EXPLANATIONS OF LETTERS OR NUMERALS

• UE: User equipment
• 10: Base station
• 101: Signal transmission unit
• 102: Signal reception unit
• 103: Allocation unit
• 104: Measurement unit
• 201: Signal transmission unit
• 202: Signal reception unit
• 203: Reception unit
• 204: Measurement unit
• 1001: Processor
• 1002: Memory
• 1003: Storage
• 1004: Communication apparatus
• 1005: Input apparatus
• 1006: Output apparatus

Claims

1. A user equipment in a wireless communication system that includes a base station and the user equipment, the user equipment comprising:

a reception unit that receives allocations of radio resources to be used for transmitting uplink reference signals from the base station;

a measurement unit that measures reception quality of a downlink signal transmitted from the base station; and

a transmission unit that starts transmitting uplink reference signals using the radio resources allocated by the base station when the reception quality measured by the measurement unit satisfies a predetermined condition and stops transmission of uplink reference signals when the reception quality measured by the measurement unit does not satisfy the predetermined condition.

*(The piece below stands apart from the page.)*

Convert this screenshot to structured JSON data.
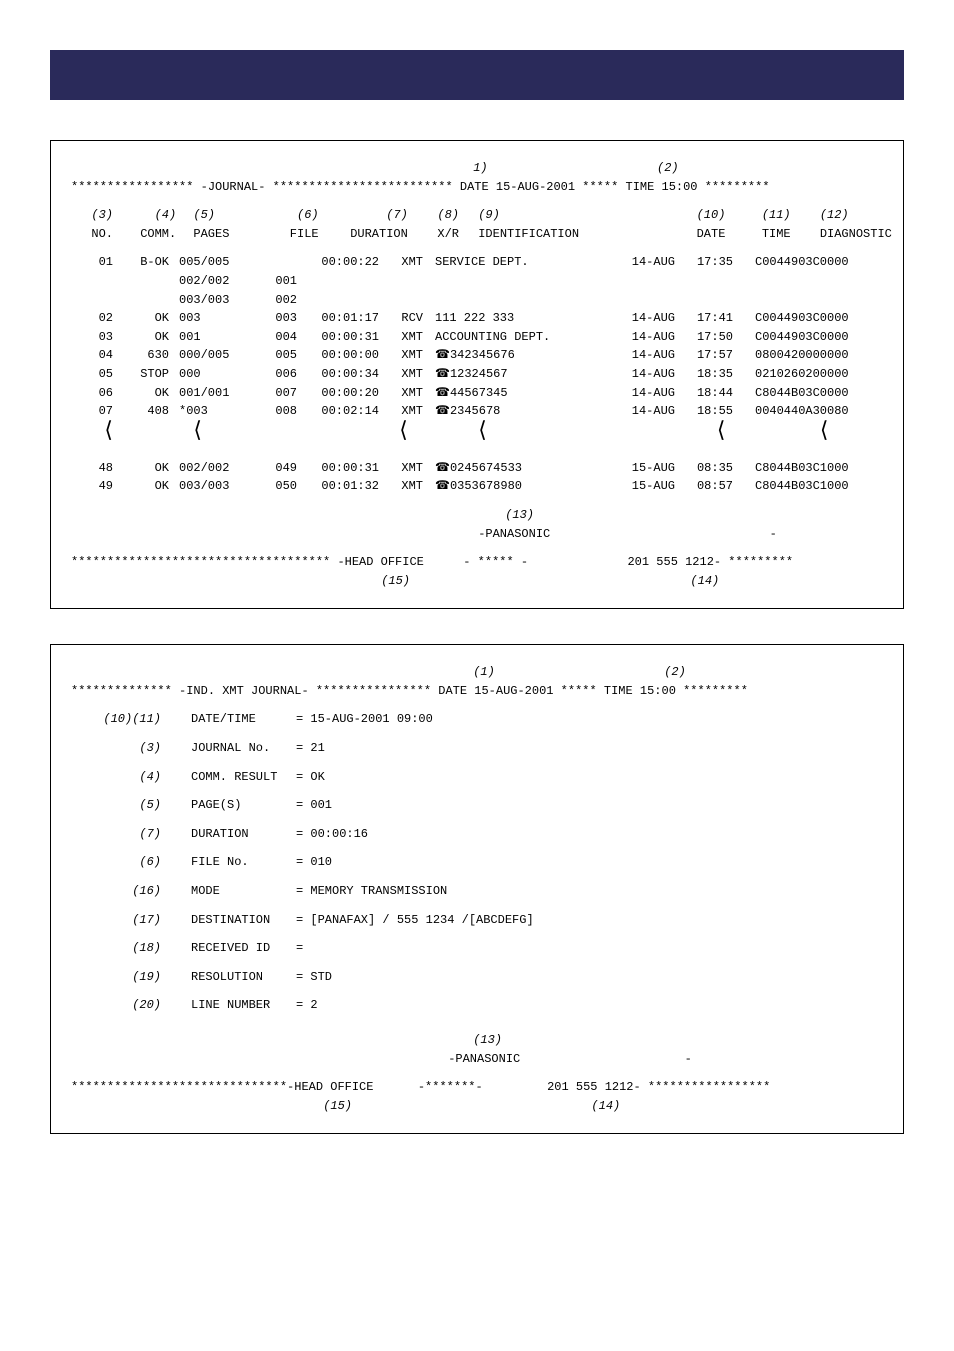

2. The user equipment according to claim 1, wherein

the radio resources allocated by the base station are allocated such that different radio resources are associated with corresponding ranges of the reception quality of downlink signals, and

the transmission unit selects a radio resource associated with the reception quality measured by the measurement unit and transmits uplink reference signals.

3. The user equipment according to claim 1,

wherein the transmission unit reports the reception quality measured by the measurement unit to the base station when starting transmission of uplink reference signals using the radio resources allocated from the base station.

4. A user equipment in a wireless communication system that includes a base station and the user equipment, the user equipment comprising:

a reception unit that receives allocations of radio resources to he used for transmitting uplink reference signals and a period in which uplink reference signals are to be transmitted; and

a transmission unit that transmits uplink reference signals using the radio resources allocated by the base station in, the period in which uplink reference signals are to be transmitted and stops transmitting uplink reference signals in a period other than the period in which uplink reference signals are to be transmitted.

5. A transmission method executed by a user equipment in a wireless communication system that includes a base station and the user equipment, the transmission method comprising:

receiving allocations of radio resources to be used for transmitting uplink reference signals from the base station;

measuring reception quality of downlink signals transmitted from the base station; and

starting transmitting uplink reference signals using the radio resources allocated by the base station when the measured reception quality satisfies a predetermined condition and stopping transmission of uplink reference signals when the measured reception quality does not satisfy the predetermined condition.

6. The user equipment according to claim 2,

wherein the transmission unit reports the reception quality measured by the measurement unit to the base station when starting transmission of uplink reference signals using the radio resources allocated from the base station.